Si les projets de loi de ratification d’ordonnances sont quasi systématiquement déposés dans le délai imparti lors de la loi d’habilitation – l’ordonnance, sinon, est caduque –, il est plus rare que ces projets de loi soient inscrits à l’ordre du jour et examinés comme c’est le cas ce matin.

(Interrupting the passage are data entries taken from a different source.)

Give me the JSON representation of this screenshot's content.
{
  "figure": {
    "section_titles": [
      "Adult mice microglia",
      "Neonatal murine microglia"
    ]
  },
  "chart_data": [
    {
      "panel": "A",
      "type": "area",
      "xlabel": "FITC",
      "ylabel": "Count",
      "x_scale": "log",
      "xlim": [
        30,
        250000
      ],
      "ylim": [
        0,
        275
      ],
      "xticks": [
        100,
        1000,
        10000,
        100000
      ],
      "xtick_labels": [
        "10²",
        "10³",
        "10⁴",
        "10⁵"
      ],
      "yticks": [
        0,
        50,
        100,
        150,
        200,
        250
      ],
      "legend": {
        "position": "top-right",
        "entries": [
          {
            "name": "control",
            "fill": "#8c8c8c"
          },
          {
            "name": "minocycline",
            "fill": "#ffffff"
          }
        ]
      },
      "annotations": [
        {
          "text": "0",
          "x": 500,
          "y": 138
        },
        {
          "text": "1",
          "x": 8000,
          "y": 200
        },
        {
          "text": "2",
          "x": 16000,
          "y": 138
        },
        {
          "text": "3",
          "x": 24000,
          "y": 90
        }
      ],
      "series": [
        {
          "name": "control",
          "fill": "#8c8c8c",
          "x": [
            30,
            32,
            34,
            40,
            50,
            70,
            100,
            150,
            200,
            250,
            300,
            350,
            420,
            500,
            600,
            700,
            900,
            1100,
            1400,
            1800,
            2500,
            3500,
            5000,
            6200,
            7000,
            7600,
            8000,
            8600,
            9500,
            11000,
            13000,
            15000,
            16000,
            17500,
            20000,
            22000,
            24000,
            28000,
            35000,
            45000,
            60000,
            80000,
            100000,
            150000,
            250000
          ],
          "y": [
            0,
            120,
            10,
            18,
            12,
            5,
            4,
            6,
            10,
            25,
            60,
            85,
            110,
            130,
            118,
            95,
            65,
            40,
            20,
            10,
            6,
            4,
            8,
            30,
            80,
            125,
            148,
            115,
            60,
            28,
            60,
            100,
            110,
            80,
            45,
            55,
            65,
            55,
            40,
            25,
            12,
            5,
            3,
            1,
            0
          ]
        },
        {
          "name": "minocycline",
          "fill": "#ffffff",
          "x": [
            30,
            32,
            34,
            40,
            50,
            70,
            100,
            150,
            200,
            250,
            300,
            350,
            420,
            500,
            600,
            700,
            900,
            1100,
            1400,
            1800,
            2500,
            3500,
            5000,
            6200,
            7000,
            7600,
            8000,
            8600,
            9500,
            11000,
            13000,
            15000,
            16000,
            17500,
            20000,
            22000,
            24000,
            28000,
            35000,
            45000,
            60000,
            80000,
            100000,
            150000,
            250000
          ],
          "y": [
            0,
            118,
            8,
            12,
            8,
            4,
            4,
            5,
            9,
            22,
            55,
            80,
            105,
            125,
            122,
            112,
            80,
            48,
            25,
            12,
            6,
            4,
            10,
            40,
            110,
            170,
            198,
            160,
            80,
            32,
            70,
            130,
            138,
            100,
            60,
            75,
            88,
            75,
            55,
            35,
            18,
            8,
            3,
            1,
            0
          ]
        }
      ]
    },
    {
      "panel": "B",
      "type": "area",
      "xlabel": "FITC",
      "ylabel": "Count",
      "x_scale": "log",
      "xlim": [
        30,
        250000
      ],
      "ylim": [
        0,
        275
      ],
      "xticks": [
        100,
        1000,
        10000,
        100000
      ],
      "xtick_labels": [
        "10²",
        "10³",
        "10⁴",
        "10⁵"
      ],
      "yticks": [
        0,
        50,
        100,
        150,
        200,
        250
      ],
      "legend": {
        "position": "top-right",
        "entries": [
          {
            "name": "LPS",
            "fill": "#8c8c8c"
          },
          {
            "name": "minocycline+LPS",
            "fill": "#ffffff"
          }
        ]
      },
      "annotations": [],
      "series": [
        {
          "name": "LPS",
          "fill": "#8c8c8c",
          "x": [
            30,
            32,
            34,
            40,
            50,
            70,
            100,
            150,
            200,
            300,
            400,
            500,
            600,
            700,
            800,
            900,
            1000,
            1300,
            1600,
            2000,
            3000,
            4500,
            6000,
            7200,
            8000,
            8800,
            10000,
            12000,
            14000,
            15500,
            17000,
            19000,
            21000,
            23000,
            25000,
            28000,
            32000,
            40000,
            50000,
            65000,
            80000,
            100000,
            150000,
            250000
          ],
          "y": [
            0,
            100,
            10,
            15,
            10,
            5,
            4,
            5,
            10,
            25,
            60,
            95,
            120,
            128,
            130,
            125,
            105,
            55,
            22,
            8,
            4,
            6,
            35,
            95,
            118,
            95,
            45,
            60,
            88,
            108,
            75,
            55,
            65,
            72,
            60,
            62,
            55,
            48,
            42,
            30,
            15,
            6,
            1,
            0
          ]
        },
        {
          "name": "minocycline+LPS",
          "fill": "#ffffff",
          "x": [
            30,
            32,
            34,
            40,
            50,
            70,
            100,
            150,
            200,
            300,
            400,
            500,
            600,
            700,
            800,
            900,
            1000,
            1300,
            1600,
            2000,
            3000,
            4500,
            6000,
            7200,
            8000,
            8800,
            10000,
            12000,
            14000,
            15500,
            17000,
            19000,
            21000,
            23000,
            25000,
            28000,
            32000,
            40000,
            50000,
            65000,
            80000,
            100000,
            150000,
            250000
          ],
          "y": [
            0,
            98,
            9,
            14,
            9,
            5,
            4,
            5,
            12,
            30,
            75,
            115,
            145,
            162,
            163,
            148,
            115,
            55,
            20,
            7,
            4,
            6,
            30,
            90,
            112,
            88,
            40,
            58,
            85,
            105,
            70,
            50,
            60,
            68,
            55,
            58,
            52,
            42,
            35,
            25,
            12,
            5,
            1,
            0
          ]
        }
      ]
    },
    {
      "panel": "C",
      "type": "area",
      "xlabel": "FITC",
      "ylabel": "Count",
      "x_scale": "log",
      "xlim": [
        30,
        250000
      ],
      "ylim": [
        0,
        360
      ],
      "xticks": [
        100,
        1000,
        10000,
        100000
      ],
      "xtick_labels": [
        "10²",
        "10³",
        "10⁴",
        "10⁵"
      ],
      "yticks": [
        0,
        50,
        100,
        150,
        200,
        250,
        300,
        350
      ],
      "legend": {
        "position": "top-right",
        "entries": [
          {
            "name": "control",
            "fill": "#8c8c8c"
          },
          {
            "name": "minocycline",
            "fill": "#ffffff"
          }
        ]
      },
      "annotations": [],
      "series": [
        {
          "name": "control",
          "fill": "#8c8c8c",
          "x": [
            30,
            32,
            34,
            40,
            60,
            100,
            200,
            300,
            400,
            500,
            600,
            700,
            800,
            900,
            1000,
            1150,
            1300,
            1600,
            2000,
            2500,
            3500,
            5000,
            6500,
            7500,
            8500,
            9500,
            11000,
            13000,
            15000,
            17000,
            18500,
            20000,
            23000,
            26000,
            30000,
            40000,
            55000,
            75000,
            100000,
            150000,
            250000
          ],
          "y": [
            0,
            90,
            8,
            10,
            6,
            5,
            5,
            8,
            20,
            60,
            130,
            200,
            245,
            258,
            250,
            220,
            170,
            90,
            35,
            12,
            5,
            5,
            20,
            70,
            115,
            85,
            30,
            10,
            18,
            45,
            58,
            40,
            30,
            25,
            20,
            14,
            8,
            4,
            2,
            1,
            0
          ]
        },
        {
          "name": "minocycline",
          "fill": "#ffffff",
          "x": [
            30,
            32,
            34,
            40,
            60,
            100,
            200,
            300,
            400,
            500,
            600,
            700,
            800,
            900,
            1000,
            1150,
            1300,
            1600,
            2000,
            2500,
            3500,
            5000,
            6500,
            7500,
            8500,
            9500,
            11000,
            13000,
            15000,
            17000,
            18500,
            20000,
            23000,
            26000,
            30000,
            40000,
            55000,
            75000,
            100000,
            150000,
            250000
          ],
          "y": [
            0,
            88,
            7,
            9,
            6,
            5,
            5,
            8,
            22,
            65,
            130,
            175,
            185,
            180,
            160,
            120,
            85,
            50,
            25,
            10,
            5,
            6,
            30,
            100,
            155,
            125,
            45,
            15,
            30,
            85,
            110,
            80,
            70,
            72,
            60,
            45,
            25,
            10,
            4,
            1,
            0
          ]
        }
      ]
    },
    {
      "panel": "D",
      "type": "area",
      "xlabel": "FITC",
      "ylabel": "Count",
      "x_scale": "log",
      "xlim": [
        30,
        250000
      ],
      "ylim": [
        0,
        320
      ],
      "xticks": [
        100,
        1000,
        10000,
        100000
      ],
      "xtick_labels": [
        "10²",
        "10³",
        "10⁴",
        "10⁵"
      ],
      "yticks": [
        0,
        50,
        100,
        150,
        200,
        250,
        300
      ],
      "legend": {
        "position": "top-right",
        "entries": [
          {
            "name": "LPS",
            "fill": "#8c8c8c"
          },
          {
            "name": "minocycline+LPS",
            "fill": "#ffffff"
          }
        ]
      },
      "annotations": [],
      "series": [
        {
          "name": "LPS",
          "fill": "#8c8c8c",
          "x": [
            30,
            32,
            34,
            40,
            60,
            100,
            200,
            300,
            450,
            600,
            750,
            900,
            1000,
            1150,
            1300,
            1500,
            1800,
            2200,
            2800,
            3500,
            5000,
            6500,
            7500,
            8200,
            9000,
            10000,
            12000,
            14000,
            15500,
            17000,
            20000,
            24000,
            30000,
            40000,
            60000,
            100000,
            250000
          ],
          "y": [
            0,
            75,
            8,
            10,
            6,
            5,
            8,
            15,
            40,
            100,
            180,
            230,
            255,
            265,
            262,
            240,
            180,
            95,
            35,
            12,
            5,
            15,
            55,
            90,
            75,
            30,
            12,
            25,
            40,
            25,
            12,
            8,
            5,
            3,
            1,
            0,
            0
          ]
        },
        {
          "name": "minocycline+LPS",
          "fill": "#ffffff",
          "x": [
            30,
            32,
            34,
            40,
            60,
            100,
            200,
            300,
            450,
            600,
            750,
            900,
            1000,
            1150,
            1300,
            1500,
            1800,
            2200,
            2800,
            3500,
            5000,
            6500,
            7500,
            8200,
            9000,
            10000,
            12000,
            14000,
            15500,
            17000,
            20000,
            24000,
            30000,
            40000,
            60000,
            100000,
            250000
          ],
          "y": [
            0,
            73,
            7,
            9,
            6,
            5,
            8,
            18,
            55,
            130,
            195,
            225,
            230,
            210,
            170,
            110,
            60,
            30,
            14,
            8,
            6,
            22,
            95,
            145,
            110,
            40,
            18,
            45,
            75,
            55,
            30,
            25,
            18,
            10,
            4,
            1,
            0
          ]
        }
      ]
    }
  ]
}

Pour les ordonnances dont nous discutons aujourd’hui, cela s’est révélé nécessaire afin, comme vous l’avez dit madame la secrétaire d’État, de sécuriser le dispositif juridique et, ainsi, de parachever un long travail.

En effet, la volonté de refonder le code de la consommation est ancienne puisque, malgré une codification relativement récente issue de la loi du 26 juillet 1993, l’architecture du code de la consommation est apparue inadaptée et peu accessible pour ses utilisateurs en raison des nombreuses réformes intervenues dans le domaine du droit de la consommation et, aussi, de l’important mouvement de transposition d’un certain nombre de normes européennes.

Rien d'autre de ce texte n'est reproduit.